Validation.assert(schema, fqn, value)

Throws an Error listing every failure if value is invalid; otherwise returns nothing.

Typed validation (createValidator)

Every generated types.d.ts also exports a SchemaTypes registry mapping each fqn to its type. Pass it to createValidator and the validator becomes type-safe: fqn autocompletes (and typos fail to compile), and is/assert narrow value to the matching type.

import HyperschemaValidation from 'hyperschema-ts/validation'
import type { SchemaTypes } from './schema/types'

const v = HyperschemaValidation.createValidator<SchemaTypes>(schema)

if (v.is('@example/request', value)) {
  value.id // value is ExampleRequest here
}

v.assert('@example/request', value) // throws, or narrows value to ExampleRequest
const { valid, errors } = v.validate('@example/request', value)

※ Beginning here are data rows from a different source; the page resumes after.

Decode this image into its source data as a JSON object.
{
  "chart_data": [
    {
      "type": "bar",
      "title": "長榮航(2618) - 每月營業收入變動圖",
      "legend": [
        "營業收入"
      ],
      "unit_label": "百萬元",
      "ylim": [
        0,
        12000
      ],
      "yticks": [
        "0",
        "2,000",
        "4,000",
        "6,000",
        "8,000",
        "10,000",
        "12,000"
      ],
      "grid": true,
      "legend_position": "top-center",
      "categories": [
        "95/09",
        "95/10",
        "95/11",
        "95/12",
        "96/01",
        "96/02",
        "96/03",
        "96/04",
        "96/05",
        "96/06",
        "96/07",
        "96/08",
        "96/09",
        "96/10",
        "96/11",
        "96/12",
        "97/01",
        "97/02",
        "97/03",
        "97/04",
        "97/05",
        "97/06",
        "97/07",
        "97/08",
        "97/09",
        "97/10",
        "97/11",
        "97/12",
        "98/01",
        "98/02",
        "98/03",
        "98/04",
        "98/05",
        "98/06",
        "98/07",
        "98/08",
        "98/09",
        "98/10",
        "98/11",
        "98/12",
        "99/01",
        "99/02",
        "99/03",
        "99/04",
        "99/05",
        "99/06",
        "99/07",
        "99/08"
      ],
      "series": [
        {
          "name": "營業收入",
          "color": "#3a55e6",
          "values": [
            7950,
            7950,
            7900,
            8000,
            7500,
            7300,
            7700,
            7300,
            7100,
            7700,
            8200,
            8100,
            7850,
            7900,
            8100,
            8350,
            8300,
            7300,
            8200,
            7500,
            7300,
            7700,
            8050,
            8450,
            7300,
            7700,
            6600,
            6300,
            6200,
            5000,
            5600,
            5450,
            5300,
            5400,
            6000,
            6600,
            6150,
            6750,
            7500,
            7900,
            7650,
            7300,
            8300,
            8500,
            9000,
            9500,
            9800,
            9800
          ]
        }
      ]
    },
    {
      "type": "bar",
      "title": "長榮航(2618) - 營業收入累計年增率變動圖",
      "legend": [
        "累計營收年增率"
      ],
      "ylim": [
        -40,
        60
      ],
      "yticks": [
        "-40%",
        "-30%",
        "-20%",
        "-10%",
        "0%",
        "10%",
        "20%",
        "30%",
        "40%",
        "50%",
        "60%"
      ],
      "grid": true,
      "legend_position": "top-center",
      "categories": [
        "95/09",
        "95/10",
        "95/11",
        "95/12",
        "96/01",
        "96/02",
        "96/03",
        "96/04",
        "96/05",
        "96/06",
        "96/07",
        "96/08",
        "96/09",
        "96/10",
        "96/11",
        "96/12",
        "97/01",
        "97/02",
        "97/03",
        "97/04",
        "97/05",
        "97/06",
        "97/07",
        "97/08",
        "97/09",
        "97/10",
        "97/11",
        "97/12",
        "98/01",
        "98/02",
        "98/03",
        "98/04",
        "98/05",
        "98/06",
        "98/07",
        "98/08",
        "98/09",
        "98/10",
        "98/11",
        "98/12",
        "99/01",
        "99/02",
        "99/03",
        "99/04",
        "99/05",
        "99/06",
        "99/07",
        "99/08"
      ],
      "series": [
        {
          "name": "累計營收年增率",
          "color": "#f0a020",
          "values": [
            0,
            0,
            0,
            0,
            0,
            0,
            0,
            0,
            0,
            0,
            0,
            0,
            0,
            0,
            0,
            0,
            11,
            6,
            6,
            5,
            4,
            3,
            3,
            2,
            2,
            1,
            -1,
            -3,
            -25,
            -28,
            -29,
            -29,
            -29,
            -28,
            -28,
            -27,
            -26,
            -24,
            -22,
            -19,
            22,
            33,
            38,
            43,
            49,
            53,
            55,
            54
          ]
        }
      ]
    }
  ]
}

A value is T guard must return a boolean, so the three forms split by intent:

methodreturnsnarrows?
validate{ valid, errors }no (use for error detail)
isvalue is Tyes (boolean guard)
assertasserts value is Tyes (throws on failure)

createValidator needs a live schema at runtime — typically Hyperschema.from('./schema') at startup. Note that a reload-from-disk schema loses field-level tsType/enum annotations (hyperschema doesn't persist them), so annotation-based enum membership only fires when validating against the same instance that registered the schema.

Records are validated by value; their keys are always JS strings (compact-encoding records key on Object.keys). External and versioned types are treated as opaque (not validated structurally).